A CISA spokesperson told CBS News in a statement that the agency had 142 employees as part of its talent recruitment program, but did not disclose the number of employees fired.
Shaw was among the first recruits to the “CTMS” program, entering with 12 years of government service, two master degrees in electrical engineering and cybersecurity, plus at least nine different specialized cyber certifications.
“I had such confidence,” Shaw said. “With all my prior experience. I just completed my doctorate in May of last year. So I thought I was well positioned to stay at CISA….But when I saw that executive order come through about probationary employees, I kind of panicked.”
In a statement to CBS News, DHS spokesperson Tricia McLaughlin said the Trump administration is “making sweeping cuts and reform across the federal government to eliminate egregious waste and incompetence that has been happening for decades at the expense of the American taxpayer.”
“To me, knowing how sleek and how well organized of an engine we had at CISA, that’s a lie,” Shaw said of the effort to slash federal spending by eliminating federal workers. “I don’t know who else is going to be cut loose from our nation’s cyber defense organizations. But I’m worried about that. I’m worried about that. This should be the last place that we should be cutting this expertise.”
Along with firing scores of probationary workers, over the last month, CISA has put on leave at least a dozen employees who are tasked with stopping foreign interference in U.S. elections, part of a wider trend of dismantling U.S. efforts to fight foreign meddling in elections.
But concerns stemming from cybersecurity workforce cuts extend beyond the CISA workforce.
Former NSA cybersecurity director Rob Joyce raised “grave concerns” that aggressive threats to cuts of U.S. government probationary employees will have a “devastating impact on the cybersecurity and our national security.”
“At my former agency, remarkable technical talent was recruited into developmental programs that provided intensive unique training and hands-on experience to cultivate vital skills,” Joyce said. “Eliminating probationary employees will destroy a pipeline of top talent responsible for hunting and eradicating [Chinese] threats.”
To help assist fired employers at her former agency, Easterly has created a matching website to connect former CISA alumni and prospective employers.
For his part, Thompson has started a hotline to encourage fired employees at the Department of Homeland Security and its components to share their stories.

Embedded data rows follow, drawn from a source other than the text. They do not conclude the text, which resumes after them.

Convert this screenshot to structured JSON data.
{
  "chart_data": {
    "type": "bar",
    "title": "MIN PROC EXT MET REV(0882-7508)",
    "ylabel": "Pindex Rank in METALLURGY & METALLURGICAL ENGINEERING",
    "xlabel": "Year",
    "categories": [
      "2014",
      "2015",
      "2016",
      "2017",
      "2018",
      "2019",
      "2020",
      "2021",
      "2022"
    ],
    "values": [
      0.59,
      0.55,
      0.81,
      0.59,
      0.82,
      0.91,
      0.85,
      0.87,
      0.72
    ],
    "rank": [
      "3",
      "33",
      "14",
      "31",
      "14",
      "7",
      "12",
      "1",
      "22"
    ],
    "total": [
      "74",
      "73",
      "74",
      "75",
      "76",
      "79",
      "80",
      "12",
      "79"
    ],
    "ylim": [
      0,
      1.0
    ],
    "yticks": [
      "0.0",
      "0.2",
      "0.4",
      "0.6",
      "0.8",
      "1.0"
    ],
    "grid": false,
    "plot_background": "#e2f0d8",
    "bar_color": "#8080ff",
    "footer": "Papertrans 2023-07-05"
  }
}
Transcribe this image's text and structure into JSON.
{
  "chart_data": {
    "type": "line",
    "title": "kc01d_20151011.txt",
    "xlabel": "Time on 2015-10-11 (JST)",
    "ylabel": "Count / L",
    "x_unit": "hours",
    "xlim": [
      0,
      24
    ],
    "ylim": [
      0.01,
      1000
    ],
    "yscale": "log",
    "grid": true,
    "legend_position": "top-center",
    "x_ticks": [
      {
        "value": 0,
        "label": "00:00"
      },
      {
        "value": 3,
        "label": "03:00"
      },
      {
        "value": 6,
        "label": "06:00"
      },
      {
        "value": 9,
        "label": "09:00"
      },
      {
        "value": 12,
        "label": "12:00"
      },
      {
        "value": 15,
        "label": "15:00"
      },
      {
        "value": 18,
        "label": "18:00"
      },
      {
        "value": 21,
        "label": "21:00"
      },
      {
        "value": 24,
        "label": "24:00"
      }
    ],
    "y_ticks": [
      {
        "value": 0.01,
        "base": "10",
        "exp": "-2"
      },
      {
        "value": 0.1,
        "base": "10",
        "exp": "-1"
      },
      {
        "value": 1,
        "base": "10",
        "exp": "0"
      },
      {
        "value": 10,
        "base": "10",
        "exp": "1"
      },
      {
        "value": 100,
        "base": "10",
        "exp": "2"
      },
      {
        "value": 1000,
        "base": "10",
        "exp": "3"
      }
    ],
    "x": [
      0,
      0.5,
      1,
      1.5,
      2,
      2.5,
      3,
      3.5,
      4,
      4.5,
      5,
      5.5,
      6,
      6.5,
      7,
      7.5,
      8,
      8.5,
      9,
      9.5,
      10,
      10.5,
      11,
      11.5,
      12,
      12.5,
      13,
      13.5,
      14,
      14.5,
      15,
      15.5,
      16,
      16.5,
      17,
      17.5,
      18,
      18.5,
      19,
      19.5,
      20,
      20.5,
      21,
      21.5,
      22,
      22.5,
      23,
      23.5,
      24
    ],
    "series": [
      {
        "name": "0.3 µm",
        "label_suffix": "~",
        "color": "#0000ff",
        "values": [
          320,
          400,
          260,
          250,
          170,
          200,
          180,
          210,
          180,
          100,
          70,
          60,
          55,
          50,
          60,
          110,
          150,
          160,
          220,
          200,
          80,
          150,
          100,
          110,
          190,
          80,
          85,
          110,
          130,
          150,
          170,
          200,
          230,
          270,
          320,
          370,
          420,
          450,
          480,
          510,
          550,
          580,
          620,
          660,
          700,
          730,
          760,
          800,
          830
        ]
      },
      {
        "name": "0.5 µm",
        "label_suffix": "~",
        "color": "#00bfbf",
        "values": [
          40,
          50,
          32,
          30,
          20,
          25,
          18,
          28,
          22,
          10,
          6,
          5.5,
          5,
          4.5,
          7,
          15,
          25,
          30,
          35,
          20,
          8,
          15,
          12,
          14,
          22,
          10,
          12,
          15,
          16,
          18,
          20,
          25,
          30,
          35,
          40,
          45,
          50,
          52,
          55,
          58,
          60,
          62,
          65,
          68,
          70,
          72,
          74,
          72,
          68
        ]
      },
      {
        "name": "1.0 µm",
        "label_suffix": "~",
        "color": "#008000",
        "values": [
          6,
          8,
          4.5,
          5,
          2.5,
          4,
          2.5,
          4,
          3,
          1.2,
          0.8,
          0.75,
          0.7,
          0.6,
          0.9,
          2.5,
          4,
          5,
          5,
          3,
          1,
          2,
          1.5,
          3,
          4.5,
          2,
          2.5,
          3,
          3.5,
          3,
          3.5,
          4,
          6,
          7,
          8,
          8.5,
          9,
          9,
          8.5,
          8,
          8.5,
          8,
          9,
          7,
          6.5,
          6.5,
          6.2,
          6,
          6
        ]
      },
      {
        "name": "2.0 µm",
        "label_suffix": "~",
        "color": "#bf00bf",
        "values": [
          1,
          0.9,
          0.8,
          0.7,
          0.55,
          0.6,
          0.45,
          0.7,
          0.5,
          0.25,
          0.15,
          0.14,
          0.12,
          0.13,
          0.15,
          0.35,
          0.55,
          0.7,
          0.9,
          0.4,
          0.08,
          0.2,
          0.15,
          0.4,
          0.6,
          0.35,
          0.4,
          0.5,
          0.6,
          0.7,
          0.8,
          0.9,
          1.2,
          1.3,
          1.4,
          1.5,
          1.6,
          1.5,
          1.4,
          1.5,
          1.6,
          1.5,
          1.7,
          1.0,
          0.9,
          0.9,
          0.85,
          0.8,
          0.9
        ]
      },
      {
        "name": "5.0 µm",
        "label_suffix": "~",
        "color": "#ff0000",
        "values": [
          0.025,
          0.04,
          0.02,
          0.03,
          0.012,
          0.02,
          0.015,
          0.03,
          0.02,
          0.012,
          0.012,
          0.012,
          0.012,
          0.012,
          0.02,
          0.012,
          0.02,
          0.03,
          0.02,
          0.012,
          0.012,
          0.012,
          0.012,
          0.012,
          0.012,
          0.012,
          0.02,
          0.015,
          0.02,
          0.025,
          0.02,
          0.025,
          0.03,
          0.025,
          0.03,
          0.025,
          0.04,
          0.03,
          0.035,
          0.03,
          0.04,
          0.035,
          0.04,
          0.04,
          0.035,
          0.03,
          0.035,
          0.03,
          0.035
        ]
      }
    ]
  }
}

After the Trump administration tapped the Office of Personnel Management to fire federal employees en masse, a federal judge temporarily blocked it, citing OPM’s lack of authority to fire employees at other agencies. This week, OPM updated its guidance to reflect that firing decisions are made by individual departments and agencies, spurring the rehiring or reinstatement of batches of fired workers in the weeks since. CISA has yet to follow suit.
Asked if she’d return to the agency, Shaw paused. “I would have to go back,” she finally said, citing CISA’s essential mission and a regular paycheck. “I mean, they’d have to earn my trust back. But I don’t know how you do that.”
Colby Hochmuth contributed to this report.